Regionali, tutto a destraSecondo Calenda, il voto da tifoseria ha vinto sulle proposte dei candidati

«Abbiamo scelto i due assessori regionali che meglio hanno gestito il Covid, per guidare due Regioni, enti in cui il bilancio è quasi tutto assorbito dalla sanità. Non è importato a nessuno. Fontana e Rocca erano forse candidati migliori? Non credo. Se si vota come al Palio di Siena, se il voto è fideistico, i candidati contano poco. Ma io faccio politica proprio perché voglio scardinare questo sistema», dice il leader di Azione

Letizia Moratti al festival di Linkiesta

Il Terzo polo ha fallito l’obiettivo in Lombardia e nel Lazio. La candidata alle elezioni regionali di Azione e Italia Viva, Letizia Moratti, è arrivata terza. E nel Lazio Alessio D’Amato è stato superato di quasi 20 punti da Francesco Rocca. I due partiti per giunta hanno perso terreno come lista rispetto alle elezioni politiche.

Carlo Calenda, leader di Azione, ammette la sconfitta e spiega sul Corriere che «quello regionale è un voto difficilissimo per noi. Le preferenze pesano e noi invece dipendiamo da un voto di opinione. La peggiore condizione possibile per chi vuole spezzare il bipolarismo».

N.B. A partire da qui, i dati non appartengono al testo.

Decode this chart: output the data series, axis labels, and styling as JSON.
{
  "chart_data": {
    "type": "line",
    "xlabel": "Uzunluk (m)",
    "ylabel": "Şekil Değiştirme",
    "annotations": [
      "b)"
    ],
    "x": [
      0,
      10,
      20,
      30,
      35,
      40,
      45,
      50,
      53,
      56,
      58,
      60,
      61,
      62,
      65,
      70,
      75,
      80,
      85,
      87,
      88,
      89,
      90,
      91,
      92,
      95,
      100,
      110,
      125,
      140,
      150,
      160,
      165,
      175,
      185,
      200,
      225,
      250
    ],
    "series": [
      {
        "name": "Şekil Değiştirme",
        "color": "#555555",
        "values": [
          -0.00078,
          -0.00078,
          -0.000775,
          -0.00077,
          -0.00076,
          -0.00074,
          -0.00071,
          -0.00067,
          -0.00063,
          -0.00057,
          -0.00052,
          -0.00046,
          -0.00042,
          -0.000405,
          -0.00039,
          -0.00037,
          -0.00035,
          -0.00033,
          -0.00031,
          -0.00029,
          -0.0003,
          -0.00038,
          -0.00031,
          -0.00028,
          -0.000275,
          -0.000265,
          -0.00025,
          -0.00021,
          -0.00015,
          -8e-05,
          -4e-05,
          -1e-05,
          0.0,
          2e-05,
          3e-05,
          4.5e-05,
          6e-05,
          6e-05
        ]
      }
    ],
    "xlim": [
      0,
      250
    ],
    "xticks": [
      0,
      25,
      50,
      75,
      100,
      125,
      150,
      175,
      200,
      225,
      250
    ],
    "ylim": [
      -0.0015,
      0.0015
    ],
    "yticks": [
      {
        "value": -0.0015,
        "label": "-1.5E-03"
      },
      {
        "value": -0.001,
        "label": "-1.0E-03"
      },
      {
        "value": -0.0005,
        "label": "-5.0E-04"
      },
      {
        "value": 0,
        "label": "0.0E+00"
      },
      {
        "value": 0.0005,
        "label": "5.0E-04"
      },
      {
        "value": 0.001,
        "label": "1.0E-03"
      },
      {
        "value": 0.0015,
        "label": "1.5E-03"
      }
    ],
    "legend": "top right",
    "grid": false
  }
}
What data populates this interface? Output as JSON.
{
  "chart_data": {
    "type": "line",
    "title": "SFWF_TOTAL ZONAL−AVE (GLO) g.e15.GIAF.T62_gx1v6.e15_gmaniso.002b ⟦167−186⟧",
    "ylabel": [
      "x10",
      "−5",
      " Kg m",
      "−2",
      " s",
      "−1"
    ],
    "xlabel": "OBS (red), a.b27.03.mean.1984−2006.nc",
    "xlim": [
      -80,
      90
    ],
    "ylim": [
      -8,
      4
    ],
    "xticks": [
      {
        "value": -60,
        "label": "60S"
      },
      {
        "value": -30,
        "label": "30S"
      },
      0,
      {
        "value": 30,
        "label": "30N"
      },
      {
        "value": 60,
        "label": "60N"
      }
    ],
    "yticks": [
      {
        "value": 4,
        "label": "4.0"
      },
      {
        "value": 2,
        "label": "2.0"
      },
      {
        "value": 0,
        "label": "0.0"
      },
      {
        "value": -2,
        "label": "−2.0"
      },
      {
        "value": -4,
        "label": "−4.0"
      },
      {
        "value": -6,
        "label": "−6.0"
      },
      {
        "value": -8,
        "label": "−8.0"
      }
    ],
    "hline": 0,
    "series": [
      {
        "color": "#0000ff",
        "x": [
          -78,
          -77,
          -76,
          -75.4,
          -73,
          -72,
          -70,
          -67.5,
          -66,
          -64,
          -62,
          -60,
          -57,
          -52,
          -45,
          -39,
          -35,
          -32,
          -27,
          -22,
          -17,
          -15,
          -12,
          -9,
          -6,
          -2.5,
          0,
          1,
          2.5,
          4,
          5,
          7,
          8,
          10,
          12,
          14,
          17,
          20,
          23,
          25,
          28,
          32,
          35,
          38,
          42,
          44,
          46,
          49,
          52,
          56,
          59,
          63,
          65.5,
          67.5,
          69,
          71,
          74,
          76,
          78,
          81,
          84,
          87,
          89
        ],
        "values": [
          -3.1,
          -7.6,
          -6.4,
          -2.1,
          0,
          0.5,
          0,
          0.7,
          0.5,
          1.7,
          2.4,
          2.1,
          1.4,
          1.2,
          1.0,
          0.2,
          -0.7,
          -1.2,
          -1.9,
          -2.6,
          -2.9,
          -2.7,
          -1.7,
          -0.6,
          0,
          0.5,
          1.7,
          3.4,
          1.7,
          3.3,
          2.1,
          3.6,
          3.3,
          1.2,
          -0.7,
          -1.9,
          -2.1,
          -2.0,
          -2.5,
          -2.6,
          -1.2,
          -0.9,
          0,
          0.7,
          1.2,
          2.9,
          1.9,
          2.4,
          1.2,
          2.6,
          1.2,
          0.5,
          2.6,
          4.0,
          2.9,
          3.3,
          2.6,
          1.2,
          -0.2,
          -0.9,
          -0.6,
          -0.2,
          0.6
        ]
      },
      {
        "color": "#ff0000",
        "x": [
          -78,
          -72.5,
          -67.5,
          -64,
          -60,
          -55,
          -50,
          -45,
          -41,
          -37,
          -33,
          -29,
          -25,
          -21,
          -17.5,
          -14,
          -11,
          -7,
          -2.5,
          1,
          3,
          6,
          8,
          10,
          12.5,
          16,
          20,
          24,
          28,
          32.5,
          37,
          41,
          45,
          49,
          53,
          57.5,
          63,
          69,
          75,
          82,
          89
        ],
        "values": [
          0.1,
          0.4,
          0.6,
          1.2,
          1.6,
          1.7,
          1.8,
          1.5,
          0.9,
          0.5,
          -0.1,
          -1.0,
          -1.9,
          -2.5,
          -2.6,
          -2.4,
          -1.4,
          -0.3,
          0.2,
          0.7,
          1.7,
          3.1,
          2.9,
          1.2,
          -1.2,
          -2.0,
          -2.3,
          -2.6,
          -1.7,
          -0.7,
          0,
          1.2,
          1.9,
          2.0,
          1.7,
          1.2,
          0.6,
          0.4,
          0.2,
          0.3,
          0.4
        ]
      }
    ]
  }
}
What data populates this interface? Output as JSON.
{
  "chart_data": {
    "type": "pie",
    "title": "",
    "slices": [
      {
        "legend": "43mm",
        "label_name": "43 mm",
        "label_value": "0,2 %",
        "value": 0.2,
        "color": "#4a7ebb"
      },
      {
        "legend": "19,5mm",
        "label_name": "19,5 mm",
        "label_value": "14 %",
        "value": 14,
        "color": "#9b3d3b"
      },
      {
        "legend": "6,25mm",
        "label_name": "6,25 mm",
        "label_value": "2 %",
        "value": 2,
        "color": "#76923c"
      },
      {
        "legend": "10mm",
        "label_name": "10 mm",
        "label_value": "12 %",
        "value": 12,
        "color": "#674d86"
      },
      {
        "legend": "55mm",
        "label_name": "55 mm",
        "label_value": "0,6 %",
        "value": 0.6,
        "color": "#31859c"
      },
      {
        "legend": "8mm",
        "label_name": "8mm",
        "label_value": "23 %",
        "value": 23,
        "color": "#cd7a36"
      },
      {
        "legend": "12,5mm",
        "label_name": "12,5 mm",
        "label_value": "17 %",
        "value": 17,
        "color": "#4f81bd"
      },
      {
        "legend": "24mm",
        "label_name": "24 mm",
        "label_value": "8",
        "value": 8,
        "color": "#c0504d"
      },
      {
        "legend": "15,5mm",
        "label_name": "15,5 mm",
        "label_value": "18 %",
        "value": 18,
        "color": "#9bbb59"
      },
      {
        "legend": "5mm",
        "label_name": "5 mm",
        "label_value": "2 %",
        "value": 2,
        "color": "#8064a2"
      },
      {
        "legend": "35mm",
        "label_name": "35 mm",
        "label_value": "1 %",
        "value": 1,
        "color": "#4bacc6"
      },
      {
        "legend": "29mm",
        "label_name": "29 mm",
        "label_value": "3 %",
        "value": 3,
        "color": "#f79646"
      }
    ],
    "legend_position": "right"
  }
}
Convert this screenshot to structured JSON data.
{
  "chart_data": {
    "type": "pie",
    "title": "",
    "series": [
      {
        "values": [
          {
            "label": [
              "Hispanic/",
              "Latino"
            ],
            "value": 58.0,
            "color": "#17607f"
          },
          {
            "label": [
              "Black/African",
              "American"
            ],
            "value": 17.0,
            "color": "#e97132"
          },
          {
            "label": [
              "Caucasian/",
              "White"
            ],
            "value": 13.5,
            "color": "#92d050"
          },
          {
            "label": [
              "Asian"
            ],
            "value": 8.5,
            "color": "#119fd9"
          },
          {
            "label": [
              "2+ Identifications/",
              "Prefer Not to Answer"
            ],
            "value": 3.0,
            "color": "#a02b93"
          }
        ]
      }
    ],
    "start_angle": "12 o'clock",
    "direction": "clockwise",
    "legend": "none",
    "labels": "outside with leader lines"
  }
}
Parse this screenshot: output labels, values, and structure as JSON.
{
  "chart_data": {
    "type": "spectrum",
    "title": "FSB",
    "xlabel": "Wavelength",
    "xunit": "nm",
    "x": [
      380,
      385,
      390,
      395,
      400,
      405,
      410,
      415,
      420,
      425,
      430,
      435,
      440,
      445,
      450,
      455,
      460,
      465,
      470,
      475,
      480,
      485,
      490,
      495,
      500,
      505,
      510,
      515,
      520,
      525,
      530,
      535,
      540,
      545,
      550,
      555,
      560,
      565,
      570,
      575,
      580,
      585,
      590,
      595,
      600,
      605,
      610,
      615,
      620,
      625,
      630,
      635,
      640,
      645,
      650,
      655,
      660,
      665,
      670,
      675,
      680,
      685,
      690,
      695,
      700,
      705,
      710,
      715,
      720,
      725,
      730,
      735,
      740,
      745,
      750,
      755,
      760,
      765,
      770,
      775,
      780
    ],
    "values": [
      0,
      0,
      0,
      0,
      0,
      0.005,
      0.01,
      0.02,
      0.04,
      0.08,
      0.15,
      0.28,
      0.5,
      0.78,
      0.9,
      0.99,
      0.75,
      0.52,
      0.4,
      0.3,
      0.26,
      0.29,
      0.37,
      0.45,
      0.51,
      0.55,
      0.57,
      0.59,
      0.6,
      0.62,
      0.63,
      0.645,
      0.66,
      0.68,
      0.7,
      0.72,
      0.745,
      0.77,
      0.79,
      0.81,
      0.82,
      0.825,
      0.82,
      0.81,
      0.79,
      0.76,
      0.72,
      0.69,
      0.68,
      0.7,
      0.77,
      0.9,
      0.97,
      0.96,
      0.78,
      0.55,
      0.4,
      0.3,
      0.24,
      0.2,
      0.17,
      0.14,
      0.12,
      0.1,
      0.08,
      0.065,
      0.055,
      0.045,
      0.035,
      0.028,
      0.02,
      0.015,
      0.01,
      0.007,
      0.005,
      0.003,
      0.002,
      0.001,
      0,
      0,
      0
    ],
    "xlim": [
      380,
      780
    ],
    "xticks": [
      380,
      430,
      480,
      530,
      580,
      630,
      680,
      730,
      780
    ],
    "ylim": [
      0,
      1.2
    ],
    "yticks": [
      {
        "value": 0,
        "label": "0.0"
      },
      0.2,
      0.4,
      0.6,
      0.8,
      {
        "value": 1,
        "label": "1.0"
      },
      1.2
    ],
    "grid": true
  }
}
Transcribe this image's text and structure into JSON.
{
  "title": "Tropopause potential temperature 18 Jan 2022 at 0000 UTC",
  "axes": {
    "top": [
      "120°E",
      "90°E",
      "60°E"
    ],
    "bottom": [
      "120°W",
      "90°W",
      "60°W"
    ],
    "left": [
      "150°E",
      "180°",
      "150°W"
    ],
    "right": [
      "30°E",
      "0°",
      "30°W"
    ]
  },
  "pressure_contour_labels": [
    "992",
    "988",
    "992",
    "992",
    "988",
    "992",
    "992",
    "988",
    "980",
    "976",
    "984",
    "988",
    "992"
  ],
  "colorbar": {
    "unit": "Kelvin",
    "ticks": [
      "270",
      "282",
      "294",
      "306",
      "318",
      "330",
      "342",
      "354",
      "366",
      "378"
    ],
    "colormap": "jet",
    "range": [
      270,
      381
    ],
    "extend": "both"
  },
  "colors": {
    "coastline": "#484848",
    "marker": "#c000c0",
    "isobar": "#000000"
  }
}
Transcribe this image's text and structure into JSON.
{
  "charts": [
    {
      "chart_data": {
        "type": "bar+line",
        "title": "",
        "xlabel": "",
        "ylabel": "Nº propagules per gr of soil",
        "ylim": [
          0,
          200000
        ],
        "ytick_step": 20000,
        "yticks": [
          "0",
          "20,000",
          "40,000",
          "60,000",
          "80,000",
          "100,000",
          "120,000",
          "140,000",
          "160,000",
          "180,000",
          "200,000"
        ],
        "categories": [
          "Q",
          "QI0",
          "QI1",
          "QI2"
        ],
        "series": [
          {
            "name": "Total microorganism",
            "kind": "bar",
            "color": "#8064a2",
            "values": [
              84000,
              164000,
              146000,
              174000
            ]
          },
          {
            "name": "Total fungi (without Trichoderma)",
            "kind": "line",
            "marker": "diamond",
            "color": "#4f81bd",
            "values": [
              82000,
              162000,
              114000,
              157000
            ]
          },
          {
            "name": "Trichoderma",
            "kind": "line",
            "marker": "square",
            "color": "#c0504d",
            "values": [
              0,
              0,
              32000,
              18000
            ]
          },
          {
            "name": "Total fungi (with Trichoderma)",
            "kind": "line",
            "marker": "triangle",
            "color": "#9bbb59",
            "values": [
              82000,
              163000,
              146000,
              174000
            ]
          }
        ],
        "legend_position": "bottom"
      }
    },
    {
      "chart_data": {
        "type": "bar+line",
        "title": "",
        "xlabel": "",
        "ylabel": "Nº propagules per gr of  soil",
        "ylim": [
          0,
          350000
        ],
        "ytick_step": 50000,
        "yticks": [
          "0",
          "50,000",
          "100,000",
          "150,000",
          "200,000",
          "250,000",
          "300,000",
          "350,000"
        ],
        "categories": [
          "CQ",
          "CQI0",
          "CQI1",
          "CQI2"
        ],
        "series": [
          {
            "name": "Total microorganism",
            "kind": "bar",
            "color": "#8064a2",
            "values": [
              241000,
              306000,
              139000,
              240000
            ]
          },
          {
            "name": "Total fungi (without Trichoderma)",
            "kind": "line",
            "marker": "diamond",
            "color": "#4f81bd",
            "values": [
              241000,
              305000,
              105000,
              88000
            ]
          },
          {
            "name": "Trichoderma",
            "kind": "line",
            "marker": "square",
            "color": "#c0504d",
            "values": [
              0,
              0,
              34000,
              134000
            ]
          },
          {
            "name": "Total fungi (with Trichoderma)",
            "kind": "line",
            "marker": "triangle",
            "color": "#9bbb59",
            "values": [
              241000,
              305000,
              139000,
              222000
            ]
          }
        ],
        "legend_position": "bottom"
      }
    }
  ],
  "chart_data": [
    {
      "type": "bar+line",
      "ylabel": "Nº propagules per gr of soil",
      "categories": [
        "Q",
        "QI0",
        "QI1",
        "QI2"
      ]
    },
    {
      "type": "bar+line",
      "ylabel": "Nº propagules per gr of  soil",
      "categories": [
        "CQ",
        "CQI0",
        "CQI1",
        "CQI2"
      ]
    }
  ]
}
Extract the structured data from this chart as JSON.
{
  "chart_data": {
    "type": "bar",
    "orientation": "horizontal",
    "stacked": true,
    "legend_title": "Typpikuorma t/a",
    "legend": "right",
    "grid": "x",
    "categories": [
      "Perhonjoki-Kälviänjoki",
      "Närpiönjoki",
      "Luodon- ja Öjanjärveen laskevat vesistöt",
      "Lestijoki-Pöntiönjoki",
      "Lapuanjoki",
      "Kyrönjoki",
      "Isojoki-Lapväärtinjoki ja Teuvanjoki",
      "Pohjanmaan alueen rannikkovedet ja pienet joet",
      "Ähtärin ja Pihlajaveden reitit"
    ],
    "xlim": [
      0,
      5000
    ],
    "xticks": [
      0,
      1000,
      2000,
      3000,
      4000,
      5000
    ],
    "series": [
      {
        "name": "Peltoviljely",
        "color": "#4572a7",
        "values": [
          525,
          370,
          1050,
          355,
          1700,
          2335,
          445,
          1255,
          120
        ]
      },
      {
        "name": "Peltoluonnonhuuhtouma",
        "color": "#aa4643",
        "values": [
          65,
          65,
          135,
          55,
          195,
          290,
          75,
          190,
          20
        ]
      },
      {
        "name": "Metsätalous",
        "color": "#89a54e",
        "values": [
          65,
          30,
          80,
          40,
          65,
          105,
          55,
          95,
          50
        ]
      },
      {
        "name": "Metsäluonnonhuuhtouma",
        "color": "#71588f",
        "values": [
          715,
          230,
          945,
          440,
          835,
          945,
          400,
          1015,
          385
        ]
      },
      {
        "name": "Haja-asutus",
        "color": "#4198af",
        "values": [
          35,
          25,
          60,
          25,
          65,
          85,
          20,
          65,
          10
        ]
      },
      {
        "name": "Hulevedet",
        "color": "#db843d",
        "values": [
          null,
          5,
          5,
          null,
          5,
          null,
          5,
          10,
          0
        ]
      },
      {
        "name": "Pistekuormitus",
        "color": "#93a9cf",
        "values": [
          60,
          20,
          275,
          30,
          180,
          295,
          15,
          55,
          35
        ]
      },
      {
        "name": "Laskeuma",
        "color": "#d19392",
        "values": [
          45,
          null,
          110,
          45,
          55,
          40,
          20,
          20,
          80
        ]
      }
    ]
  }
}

Certo, prosegue, «ammetto che non mi aspettavo il risultato in Lombardia nei termini in cui si è delineato. Neppure mi aspettavo, però, che Fontana addirittura prendesse di più, in percentuale, di cinque anni fa. Si può dire che il presidente uscente abbia governato bene? No, non si può dire».

E il problema, dice Calenda, non sono i candidati: «Abbiamo scelto i due assessori regionali che meglio hanno gestito il Covid, per guidare due Regioni, enti in cui il bilancio è quasi tutto assorbito dalla sanità. Non è importato a nessuno. Fontana e Rocca erano forse candidati migliori? Non credo. Se si vota come al Palio di Siena, se il voto è fideistico, i candidati contano poco. Ma io faccio politica proprio perché voglio scardinare questo sistema che porta a un’astensione sempre più alta con votanti sempre più divisi tra guelfi e ghibellini e al declino del Paese. Forse siamo condannati e io sono un irrimediabile idealista. Ma non mi arrendo».

Per Calenda, hanno sbagliato gli elettori. «Non ho timore di dirlo», spiega. «È la maledizione italiana: si vota per appartenenza. Sono di destra voto la destra, sono di sinistra voto la sinistra, prescindendo dal candidato e dalla qualità delle sue proposte. E poi mi lamento di chi governa». Nonostante il centrodestra sia «incapace di produrre un’azione di governo sensata», continua a vincere. «Ma perché gli elettori se ne rendano conto, visto che si vota alla “Grande fratello”, per affezione, ci vorrà del tempo».

Quanto alle alleanze dell’opposizione, per Calenda «queste elezioni non hanno insegnato che andando insieme si vince. Al contrario. Fossimo stati alleati del Pd in Lombardia, Fontana avrebbe vinto ugualmente e noi avremmo indebolito la capacità di rappresentare ognuno la propria quota. Centro e sinistra non sono mai stati in partita. Poi non è questione di strategie. Collaboriamo col Pd dove le candidature sono valide e i programmi chiari e condivisibili».

Calenda precisa che non c’è nessuna Opa sul Pd, al contrario di quanto dice Enrico Letta. «Il mio obiettivo non è distruggere il Pd. L’Italia ha bisogno di un partito socialdemocratico, come di un partito liberale. Il problema del Pd è piuttosto che i suoi dirigenti, dopo ogni sconfitta, spiegano che hanno perso per colpa di qualcun altro. Cercano scorciatoie, alchimie. Invece dovrebbero occuparsi del fatto che la destra è maggioritaria nel Paese. Anche con candidati debolissimi, prende un risultato stratosferico. Tutte le forze che pensano che la destra governi male devono fare un percorso di merito per recuperare elettorato, non cercare accrocchi assurdi, tipo l’Unione di Prodi, un tempo, o mettere insieme noi con Conte, ora».

Calenda va dritto per la sua strada con la formazione del partito unico di centro: «L’unica lezione che ricavo da queste elezioni è che il partito unico non può più aspettare. Basta perdere tempo. A marzo si parte: chi c’è c’è. Rinvii non ne accetto più».